3. It is not at all surprising (in general) to find that interventions at the level of lipid metabolism result in measurable changes in disease model biomarkers… Although the specifics are very interesting. This is a great paper.
(biochemist)
It does say "protect against," though, which to me raises the question of "protects against to what extent?"
Which, related to your point about collections of interacting genes: I ran a Promethease report on my genetic data, and it said I had 15-20 different genes associated with an elevated risk of a particular autoimmune disease that I do, in fact, currently suffer from. So in a case like that, I suspect (but obviously can't say for sure) that protective diets have a much harder battle to fight than for someone who doesn't have all those genes.

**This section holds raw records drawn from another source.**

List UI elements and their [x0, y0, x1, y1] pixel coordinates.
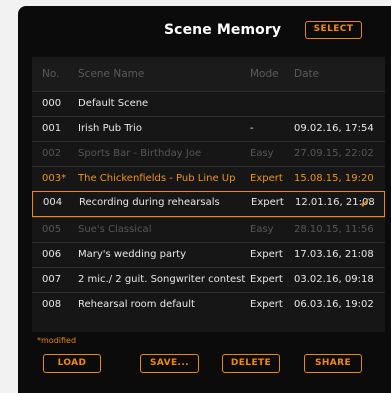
table-row[interactable]: 006 Mary's wedding party Expert 17.03.16…	[32, 242, 385, 267]
checkmark-icon: ✓	[359, 194, 372, 212]
save-button[interactable]: SAVE...	[140, 354, 199, 373]
row-date: 17.03.16, 21:08	[294, 249, 374, 260]
row-mode: Expert	[250, 173, 283, 184]
column-header-scene-name: Scene Name	[78, 68, 145, 80]
row-date: 28.10.15, 11:56	[294, 224, 374, 235]
table-row[interactable]: 001 Irish Pub Trio - 09.02.16, 17:54	[32, 116, 385, 141]
row-no: 001	[42, 123, 62, 134]
table-row[interactable]: 002 Sports Bar - Birthday Joe Easy 27.09…	[32, 141, 385, 166]
row-scene-name: Mary's wedding party	[78, 249, 187, 260]
row-scene-name: 2 mic./ 2 guit. Songwriter contest	[78, 274, 246, 285]
share-button[interactable]: SHARE	[304, 354, 362, 373]
scene-table: No. Scene Name Mode Date 000 Default Sce…	[32, 57, 385, 332]
row-date: 09.02.16, 17:54	[294, 123, 374, 134]
table-row[interactable]: 007 2 mic./ 2 guit. Songwriter contest E…	[32, 267, 385, 292]
row-mode: Expert	[250, 274, 283, 285]
row-scene-name: Sue's Classical	[78, 224, 152, 235]
row-mode: Easy	[250, 224, 274, 235]
row-mode: Expert	[251, 197, 284, 208]
row-scene-name: Sports Bar - Birthday Joe	[78, 148, 202, 159]
column-header-date: Date	[294, 68, 320, 80]
table-row-modified[interactable]: 003* The Chickenfields - Pub Line Up Exp…	[32, 166, 385, 191]
row-date: 15.08.15, 19:20	[294, 173, 374, 184]
table-header: No. Scene Name Mode Date	[32, 57, 385, 91]
row-mode: Expert	[250, 299, 283, 310]
scene-memory-panel: Scene Memory SELECT No. Scene Name Mode …	[18, 6, 391, 393]
row-no: 003*	[42, 173, 67, 184]
row-scene-name: Recording during rehearsals	[79, 197, 220, 208]
select-button[interactable]: SELECT	[305, 21, 362, 39]
row-date: 27.09.15, 22:02	[294, 148, 374, 159]
table-row-selected[interactable]: 004 Recording during rehearsals Expert 1…	[32, 191, 385, 217]
row-no: 002	[42, 148, 62, 159]
row-no: 000	[42, 98, 62, 109]
row-scene-name: Default Scene	[78, 98, 149, 109]
row-date: 06.03.16, 19:02	[294, 299, 374, 310]
row-no: 005	[42, 224, 62, 235]
row-mode: -	[250, 123, 254, 134]
table-row[interactable]: 005 Sue's Classical Easy 28.10.15, 11:56	[32, 217, 385, 242]
row-scene-name: Rehearsal room default	[78, 299, 195, 310]
load-button[interactable]: LOAD	[43, 354, 101, 373]
row-scene-name: The Chickenfields - Pub Line Up	[78, 173, 236, 184]
column-header-mode: Mode	[250, 68, 279, 80]
row-no: 007	[42, 274, 62, 285]
column-header-no: No.	[42, 68, 60, 80]
table-row[interactable]: 000 Default Scene	[32, 91, 385, 116]
row-scene-name: Irish Pub Trio	[78, 123, 142, 134]
delete-button[interactable]: DELETE	[222, 354, 280, 373]
row-date: 03.02.16, 09:18	[294, 274, 374, 285]
table-row[interactable]: 008 Rehearsal room default Expert 06.03.…	[32, 292, 385, 317]
row-no: 006	[42, 249, 62, 260]
row-mode: Expert	[250, 249, 283, 260]
row-mode: Easy	[250, 148, 274, 159]
modified-footnote: *modified	[37, 336, 77, 345]
row-no: 004	[43, 197, 63, 208]
page-title-text: Scene Memory	[164, 22, 282, 38]
row-no: 008	[42, 299, 62, 310]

The devil is in the details, but you ask the right questions.
> The autoimmunity is from a genetic alteration
That's quite the sweeping claim. What are you basing that on?
It’s not completely wrong, it’s just way too specific. Autoimmunity usually has an important (known) genetic basis.
I just wouldn’t word it as something so simple as “a genetic alteration”. It’s usually more like “a combination of hundreds of genetic predispositions”, which could comprise acquired mutations as well as natural variants of various genes. And that is quite often mixed in with a few dozen environmental or epidemiological factors.
Autoimmune diseases having a genetic basis is a completely different statement than saying they occur because of genetic alteration.
You are correct and I want to be accurate. Autoimmune is genetic risk alleles plus environment, whereas cancer is genetic alteration.
https://pathology.jhu.edu/autoimmune/development
Your cancer comment is generally wrong for the same reason your autoimmunity comment was generally wrong.
I give laypeople a bit of leeway on language precision.
"Diet could possibly help dampen effects"
If you are on the Standard American Diet, and having autoimmune disorders, then improving any diet can 'dampen', and that might be enough.
Don't think anybody thinks diet is a 'cure' of autoimmune disorders, just some improvement.
All of your statements are inconsistent with what we actually know.